JD: How I ended up there was completely bonkers. I had just finished my PhD. At that point I had no kitchen experience. I started working in the restaurants starging, which is basically, in the chef world, a French word which is to go and work for free for a week or two. I had started emailing people at these high-falutin restaurants that had these R and D facilities. One of which was this thing called the Nordic Food Lab which, to a degree, has been airbrushed from the history of Noma because of various politics. It started off, it was on this beautiful, big, Dutch barge in front of the old restaurant, Noma 1.0, which you could sort of see from the dining room. It started off as this food lab and test kitchen, and it became this food lab, this not-for-profit thing. Its mission was to kind of research Nordic cuisine and really elevate and amplify the work that Noma had been doing and find ingredients that could then go back into its menu. Eventually they kind of separated, the point where I was working there, the food lab was still on the Dutch barge outside the restaurant. (The Nordic Food Lab is now part of Copenhagen University.)

It was this incredible opportunity to work at the food lab, at a time when Noma was No. 1, on the world’s 50 best restaurant list, two Michelin stars, seen widely for various reasons as the world’s best restaurant, doing incredible things. As this guy who had worked mostly in sciences labs, which are very different from kitchens, to then suddenly be thrust into this environment of a world’s best restaurant, anyone who hasn’t been lucky enough to go to Noma, it functions in this very eclectic, choreographed way. It’s kind of this cross between this sort of military operation and a beautiful ballet where everything works kind of seamlessly. It’s a very beautiful spectacle to see a restaurant working at such a high level. To witness that, to be a tiny cog of this body working side by side with the restaurant, was an incredible experience and very inspiring.

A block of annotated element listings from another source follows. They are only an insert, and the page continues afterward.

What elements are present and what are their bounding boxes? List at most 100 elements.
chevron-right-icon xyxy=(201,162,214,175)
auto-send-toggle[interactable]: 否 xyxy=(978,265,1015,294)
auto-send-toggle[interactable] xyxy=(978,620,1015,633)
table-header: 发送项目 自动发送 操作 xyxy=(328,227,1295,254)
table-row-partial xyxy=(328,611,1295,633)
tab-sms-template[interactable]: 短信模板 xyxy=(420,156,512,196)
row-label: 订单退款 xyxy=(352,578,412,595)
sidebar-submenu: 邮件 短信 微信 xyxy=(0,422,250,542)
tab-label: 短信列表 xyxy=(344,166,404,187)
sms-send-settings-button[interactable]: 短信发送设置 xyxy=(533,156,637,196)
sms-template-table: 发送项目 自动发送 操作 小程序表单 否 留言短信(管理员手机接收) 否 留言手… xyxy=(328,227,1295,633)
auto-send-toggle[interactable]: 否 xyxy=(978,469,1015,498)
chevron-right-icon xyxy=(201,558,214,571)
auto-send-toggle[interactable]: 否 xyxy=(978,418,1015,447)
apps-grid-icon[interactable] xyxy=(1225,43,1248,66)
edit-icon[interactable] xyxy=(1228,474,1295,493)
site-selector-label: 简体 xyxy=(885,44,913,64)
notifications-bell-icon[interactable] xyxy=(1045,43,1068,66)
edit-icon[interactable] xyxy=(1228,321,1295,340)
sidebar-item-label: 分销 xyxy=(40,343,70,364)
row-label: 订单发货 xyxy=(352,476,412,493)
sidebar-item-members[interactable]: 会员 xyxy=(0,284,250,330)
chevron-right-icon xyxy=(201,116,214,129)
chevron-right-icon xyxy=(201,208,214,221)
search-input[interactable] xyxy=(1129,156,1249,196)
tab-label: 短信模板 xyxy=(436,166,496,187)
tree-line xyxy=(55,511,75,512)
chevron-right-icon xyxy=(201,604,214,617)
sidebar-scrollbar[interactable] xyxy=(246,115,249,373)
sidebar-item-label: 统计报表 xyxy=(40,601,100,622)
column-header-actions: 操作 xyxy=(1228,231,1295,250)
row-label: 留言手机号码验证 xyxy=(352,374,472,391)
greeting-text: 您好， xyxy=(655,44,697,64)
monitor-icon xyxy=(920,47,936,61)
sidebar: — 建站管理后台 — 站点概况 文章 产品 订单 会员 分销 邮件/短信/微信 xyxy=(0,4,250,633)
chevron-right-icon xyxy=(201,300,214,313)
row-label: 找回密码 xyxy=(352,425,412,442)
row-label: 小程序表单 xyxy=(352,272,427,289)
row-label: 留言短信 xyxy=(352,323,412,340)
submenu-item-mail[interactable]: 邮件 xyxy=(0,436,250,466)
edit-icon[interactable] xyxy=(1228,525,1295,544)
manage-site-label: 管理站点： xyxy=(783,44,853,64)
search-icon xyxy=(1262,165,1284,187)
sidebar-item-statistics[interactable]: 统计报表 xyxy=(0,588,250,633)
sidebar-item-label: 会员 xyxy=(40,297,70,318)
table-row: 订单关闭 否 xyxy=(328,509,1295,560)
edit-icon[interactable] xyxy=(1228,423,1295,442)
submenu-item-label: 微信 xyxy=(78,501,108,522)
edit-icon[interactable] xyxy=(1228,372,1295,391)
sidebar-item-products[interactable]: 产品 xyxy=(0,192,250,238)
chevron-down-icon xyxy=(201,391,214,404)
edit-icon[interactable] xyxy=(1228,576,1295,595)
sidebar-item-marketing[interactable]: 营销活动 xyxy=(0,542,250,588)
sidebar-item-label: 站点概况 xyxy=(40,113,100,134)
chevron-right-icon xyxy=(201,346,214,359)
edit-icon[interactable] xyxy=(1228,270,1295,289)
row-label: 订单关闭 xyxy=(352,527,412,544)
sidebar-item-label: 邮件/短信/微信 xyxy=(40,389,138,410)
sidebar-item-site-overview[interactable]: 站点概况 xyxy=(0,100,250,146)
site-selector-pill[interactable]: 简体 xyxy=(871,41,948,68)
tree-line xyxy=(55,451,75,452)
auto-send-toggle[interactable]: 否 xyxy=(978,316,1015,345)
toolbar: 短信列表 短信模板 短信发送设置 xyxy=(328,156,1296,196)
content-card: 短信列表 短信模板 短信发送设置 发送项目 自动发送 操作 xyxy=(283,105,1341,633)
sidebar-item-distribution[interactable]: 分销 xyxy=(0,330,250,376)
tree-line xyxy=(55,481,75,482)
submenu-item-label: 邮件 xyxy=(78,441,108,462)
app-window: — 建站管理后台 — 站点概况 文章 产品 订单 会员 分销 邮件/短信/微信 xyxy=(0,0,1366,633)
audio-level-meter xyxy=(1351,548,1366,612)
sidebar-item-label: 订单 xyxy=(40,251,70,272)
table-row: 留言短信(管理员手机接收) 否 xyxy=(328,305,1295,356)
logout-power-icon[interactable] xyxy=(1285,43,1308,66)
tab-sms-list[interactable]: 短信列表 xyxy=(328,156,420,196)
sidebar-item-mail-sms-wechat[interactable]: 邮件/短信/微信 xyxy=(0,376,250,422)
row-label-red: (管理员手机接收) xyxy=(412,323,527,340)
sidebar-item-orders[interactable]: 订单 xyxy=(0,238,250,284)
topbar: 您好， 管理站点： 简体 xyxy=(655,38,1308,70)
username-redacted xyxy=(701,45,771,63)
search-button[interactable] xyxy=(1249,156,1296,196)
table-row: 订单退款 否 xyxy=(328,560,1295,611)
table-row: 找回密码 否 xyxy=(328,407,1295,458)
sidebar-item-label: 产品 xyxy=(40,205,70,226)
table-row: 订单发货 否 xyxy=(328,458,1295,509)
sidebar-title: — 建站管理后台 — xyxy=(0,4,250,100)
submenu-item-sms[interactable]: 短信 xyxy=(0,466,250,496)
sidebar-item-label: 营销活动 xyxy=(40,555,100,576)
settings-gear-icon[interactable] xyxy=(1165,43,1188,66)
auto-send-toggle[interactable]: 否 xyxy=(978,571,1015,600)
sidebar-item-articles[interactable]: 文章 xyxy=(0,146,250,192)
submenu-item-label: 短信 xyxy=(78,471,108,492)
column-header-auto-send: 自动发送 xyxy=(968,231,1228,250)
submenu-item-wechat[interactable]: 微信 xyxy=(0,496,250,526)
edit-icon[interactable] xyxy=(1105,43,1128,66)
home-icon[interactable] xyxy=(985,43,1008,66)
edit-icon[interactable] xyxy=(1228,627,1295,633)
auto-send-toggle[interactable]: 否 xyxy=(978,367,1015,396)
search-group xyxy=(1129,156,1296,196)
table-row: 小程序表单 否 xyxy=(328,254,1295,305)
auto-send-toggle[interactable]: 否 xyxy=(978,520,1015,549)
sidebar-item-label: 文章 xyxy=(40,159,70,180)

I think the food lab really was responsible for a number of really important things within restaurant culture in the last 5 or 10 years. Rene Redzepi, who has done wonderful things for not just Nordic food but the whole food industry, I saw him speak in person a few times and he’s this very inspiring guy, he has this very powerful way of leading people and an incredible vision. 

To cut to the question “Can you age butter?” Yes, you can. Basically, you end up with something that tastes like blue cheese. So you have these fermentation processes, this breakdown of these lipids, these fat molecules, into what we call free fatty acids. They are basically what gives flavor to a 36-month aged parmesan, which we all know and love. If you do that to butter, if you age butter, you get some of those same flavor compounds, and they’re present in parmesan, in aged comte. If you do it at just the right level, you get these kind of aged, spicy notes of a blue cheese or a delicious aged parmesan. 

Unfortunately, aged butter hasn’t taken off in a way I thought it might, but certainly people are aging butters in a way they were 10 years ago. Hopefully, my work has encouraged people to investigate that in some small way.